Employee Ownership as a Growth Strategy for SME Sized Studios
- Howard Mann

- Jul 8
- 3 min read
Growth can be a double-edged sword for SME sized design firms. On one hand, you're ready to scale. On the other, you're fiercely protective of your culture, values, and identity. External investors, mergers, or hierarchical expansion often come with compromise.
But what if growth could be built from the inside out?

Employee Ownership Trusts (EOTs) aren’t just a succession solution. For architectural and design studios, they’re proving to be a strategic framework for sustainable, people-powered growth. In this article, we explore how EOTs are enabling studios to scale while keeping creativity, continuity, and culture firmly intact.
Ownership Mindset Drives Productivity and Innovation
When people feel ownership, they act like owners.
In growing studios, keeping teams aligned and proactive can be a challenge. EOTs make every employee a beneficiary of success, instilling a sense of shared responsibility that leads to smarter thinking, bolder ideas, and higher standards.
Under this model, staff don’t just deliver—they lead improvements, anticipate client needs, and innovate from within.
Example Implementation Strategy:
Identify 2–3 key inefficiencies in your project delivery or design workflow.
Create a task force of employees and ask: “If you were an owner, how would you fix this?”
Case Study:
HLM Architects leveraged employee ownership to drive continuous improvement across design teams, directly contributing to their ability to grow in public sector and education work. (HLM source)
Takeaway:
EOTs transform culture from compliance to contribution.
You Can Scale Without Building More Hierarchy
Growth doesn’t have to mean top-heavy leadership.
Many studios hit a wall trying to retain rising stars. Traditional responses—more promotions, inflated titles—create rigid hierarchies that don’t always reflect real value. EOTs offer an alternative: reward people with a financial stake and governance voice instead of empty promotions.

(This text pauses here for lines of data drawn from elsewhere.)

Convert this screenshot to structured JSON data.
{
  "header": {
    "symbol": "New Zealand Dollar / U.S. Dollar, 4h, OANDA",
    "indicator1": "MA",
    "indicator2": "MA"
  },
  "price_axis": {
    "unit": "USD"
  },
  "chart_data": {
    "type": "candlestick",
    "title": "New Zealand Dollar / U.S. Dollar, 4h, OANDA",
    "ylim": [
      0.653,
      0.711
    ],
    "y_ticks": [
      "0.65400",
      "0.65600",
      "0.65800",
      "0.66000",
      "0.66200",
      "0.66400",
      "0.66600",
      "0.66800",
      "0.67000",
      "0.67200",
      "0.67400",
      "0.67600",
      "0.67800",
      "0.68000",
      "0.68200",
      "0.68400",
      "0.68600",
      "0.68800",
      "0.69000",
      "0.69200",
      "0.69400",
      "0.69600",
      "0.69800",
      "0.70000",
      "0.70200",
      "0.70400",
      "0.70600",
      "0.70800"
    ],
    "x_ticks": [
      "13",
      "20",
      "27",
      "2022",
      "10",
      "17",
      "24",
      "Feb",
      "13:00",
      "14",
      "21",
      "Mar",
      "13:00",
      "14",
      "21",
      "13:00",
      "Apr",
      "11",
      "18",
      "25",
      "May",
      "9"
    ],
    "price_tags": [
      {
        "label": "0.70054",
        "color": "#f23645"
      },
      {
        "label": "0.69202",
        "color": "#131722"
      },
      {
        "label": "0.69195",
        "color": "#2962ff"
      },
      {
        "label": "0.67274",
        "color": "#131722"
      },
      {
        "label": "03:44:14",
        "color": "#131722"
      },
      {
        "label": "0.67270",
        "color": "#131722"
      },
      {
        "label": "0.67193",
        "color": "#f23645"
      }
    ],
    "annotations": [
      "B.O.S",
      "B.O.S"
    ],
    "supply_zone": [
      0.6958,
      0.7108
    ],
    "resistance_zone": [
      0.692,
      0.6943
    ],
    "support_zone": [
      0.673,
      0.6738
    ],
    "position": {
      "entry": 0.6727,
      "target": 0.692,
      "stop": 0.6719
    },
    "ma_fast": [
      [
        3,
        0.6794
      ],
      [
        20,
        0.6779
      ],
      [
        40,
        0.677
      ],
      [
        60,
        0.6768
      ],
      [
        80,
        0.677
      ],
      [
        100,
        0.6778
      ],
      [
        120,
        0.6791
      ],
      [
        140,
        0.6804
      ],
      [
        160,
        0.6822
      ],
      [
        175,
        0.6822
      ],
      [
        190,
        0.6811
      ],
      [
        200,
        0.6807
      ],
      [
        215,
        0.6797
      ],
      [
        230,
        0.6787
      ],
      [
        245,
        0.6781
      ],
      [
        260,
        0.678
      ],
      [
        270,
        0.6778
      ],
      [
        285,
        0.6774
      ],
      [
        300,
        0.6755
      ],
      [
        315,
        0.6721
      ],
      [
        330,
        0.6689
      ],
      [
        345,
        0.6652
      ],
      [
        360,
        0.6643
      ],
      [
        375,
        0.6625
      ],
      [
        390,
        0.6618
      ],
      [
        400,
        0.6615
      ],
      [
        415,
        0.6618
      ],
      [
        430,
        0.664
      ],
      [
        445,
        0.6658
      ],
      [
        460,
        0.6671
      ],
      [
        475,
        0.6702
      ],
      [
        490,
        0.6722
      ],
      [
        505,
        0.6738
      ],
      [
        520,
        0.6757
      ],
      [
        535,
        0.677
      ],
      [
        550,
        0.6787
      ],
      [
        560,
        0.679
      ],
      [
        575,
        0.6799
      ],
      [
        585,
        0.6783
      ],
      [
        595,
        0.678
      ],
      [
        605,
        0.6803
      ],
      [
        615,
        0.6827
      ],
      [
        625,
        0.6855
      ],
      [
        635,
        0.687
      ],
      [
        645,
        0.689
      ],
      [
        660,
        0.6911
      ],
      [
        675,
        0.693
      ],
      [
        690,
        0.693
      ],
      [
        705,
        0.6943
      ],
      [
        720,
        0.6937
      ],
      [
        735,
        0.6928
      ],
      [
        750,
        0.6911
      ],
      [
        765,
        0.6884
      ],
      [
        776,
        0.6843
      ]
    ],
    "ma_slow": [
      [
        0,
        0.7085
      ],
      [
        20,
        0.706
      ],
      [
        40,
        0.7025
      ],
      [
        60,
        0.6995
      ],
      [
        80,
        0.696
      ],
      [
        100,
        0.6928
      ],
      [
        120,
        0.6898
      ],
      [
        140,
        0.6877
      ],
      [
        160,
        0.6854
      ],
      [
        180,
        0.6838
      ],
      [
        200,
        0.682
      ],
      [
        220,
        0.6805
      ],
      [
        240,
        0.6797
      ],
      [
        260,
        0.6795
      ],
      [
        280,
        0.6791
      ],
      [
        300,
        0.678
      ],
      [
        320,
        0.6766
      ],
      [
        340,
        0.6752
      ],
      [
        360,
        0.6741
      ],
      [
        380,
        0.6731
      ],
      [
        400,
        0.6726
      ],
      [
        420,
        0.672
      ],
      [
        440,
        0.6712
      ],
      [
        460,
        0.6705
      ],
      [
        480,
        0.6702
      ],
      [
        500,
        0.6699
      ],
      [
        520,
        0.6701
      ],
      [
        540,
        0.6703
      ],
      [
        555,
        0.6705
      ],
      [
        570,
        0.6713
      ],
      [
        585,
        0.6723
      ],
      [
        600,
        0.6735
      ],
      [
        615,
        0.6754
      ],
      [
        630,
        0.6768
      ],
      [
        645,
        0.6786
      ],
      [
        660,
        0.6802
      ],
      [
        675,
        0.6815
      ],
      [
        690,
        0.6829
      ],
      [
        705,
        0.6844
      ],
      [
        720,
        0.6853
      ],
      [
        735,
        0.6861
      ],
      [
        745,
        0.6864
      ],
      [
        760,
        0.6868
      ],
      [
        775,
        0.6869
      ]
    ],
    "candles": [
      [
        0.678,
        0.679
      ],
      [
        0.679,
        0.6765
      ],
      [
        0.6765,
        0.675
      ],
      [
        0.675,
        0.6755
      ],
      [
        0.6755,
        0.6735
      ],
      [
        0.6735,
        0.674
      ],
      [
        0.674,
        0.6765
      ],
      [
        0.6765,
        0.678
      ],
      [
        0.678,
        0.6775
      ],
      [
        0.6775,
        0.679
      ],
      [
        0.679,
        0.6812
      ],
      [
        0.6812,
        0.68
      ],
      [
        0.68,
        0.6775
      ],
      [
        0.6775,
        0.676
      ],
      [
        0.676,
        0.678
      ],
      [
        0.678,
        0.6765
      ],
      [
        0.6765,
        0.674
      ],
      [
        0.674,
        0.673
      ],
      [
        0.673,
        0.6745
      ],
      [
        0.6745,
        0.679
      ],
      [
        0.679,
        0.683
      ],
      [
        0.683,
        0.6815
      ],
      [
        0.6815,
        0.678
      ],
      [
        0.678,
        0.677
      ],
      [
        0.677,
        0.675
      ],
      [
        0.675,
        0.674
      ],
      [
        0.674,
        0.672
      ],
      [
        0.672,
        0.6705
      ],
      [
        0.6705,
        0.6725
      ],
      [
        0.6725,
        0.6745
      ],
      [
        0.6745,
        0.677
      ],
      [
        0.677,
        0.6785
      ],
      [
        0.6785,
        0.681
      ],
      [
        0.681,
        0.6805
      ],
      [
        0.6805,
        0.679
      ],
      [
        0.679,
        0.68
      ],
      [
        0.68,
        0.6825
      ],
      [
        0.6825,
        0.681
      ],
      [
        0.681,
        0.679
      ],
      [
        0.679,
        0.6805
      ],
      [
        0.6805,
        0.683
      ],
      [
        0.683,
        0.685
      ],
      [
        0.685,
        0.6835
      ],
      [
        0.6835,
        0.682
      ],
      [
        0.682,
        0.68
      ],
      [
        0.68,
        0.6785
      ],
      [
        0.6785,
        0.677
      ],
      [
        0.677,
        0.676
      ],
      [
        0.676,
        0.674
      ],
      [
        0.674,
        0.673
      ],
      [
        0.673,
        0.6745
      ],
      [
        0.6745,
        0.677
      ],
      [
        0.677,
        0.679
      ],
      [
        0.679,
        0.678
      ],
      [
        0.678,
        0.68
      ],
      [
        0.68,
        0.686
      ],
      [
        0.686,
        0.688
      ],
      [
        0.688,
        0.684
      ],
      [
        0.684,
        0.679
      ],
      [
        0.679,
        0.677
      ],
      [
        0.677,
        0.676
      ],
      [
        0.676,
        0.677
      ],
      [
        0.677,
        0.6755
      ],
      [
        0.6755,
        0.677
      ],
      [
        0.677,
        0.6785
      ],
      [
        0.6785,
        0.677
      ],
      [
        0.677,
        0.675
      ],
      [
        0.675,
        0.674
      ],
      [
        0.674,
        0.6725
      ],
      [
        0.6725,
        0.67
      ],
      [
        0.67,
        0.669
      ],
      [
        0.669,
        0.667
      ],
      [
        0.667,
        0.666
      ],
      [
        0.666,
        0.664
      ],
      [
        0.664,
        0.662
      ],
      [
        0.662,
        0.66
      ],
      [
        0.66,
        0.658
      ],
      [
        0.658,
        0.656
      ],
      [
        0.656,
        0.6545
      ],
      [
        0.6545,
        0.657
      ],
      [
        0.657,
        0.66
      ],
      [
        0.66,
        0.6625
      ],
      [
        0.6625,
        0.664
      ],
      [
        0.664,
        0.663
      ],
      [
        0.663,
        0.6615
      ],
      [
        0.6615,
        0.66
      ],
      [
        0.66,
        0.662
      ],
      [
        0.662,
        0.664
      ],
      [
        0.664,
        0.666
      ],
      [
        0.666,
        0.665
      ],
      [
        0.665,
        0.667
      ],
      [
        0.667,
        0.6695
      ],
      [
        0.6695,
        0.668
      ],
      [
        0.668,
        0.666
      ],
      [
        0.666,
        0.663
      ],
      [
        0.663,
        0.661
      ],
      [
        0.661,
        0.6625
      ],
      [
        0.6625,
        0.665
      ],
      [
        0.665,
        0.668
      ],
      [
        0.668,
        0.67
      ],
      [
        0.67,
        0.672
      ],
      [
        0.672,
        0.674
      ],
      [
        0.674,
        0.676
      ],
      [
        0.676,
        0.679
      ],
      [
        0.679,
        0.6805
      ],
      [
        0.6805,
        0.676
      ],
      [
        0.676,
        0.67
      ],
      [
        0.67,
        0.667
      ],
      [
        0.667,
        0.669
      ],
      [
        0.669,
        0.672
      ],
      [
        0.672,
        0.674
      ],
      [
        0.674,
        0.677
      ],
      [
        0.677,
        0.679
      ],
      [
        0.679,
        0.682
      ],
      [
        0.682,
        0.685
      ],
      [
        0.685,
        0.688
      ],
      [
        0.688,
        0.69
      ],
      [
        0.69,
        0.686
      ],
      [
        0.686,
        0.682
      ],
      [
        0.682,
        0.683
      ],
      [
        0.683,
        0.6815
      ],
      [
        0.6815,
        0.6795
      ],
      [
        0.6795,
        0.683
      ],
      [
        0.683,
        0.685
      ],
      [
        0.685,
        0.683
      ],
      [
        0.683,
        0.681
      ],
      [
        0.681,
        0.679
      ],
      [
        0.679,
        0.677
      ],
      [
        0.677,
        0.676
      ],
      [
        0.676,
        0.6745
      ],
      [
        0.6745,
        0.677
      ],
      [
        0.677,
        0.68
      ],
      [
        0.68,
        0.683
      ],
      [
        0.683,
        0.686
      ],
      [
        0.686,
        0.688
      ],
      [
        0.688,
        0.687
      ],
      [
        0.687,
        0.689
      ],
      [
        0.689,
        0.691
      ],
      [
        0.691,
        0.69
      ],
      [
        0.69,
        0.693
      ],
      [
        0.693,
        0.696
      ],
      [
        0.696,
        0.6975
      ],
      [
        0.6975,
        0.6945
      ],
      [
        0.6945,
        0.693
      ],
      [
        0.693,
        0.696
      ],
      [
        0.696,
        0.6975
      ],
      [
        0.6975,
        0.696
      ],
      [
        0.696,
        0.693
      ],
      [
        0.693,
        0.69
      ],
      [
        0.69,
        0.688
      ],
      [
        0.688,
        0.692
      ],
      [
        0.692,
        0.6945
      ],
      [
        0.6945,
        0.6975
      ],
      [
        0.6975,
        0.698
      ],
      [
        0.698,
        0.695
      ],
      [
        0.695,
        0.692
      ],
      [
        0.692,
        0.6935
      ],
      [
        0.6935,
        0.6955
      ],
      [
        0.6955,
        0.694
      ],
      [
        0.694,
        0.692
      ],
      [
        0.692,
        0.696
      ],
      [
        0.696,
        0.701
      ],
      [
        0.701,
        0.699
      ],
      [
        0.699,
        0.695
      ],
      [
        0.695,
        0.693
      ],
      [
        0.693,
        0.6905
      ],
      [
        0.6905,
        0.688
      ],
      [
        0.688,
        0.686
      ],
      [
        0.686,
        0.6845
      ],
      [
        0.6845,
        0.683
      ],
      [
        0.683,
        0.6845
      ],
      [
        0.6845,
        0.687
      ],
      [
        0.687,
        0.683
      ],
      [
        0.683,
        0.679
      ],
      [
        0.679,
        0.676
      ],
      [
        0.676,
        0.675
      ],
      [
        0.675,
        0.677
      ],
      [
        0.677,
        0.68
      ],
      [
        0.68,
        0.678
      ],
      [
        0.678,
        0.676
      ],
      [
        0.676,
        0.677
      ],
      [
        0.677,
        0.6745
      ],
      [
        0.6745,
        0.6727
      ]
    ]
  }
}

It’s a career progression model that aligns with modern studio values—flat, fair, and focused on impact.
Exercise for Studio Leaders:
Plot your org chart today and 2 years from now.
Ask: “Where can shared ownership replace hierarchy as a reward mechanism?”
Case Study:
Assael Architecture credits their EOT transition with improving employee retention and allowing them to reward project-level excellence without unnecessary structural complexity. (Assael source)
Takeaway:
You can grow your practice without growing your bureaucracy.
Employee Ownership Enhances Recruitment and Reputation
Being employee-owned is a magnet for purpose-led clients and top talent.
As you scale, your brand story matters more. Studios that are employee-owned stand out—for all the right reasons. You're not just designing buildings; you're building a company your people co-own.
It’s a compelling message to clients who care about ethics and continuity—and to prospective hires who want more than just a salary.
Example Implementation Strategy:
Add “We are 100% employee-owned” to your website footer, bids, and social profiles.
Monitor impact on applicant volume and client conversion rate over 6 months.
Case Study:
Make Architects experienced increased inbound talent interest and stronger alignment with values-driven clients after moving to employee ownership. (Make source)
Takeaway:
Employee ownership is not just good governance—it’s great marketing.
EOT Governance Makes Growth Sustainable
Shared ownership creates a structure for long-term thinking—not short-term exits.
Scaling can bring pressure—on cash, culture, and continuity. EOTs support strategic expansion because they prioritise the health of the business and its people. Trustees oversee decisions with employee interests at heart, keeping your practice rooted in its founding values as it evolves.
From opening a new office to launching new services, EOT governance offers clarity, transparency, and checks on mission drift.
Example Implementation Strategy:
Involve your employee reps in planning your next growth initiative.
Use a trustee forum to stress-test how growth aligns with your studio’s purpose.
Case Study:
Stride Treglown expanded across the UK under their EOT model, using the trust’s governance structure to maintain studio autonomy while aligning growth with employee benefit. (Stride source)
Takeaway:
EOTs make growth a shared project—not a personal exit.
Understanding It in Practice: A Studio on the Rise
Case Study: Studio XYZ (Fictionalised Composite)
A practice specialising in urban regeneration adopted an EOT structure to solve a series of emerging challenges:
Two founding directors planning partial exits
A rise in staff turnover
Increased competition for tenders from large, corporate firms
After transitioning to an EOT, they:
Retained 100% independence while giving employees financial participation
Introduced quarterly town halls where trustees and reps shared decisions and updates
Saw a 40% increase in applicant interest and won two major civic tenders citing ownership model as a factor
Their transition wasn’t about leaving—it was about growing on their own terms.
Rethink What Growth Can Look Like
If you’re a studio looking to scale—without selling out or selling short—employee ownership offers a growth path that matches your values. It's not about stepping away. It’s about stepping up as a collective.
The tools, structure, and mindset are all there. You just need the right blueprint.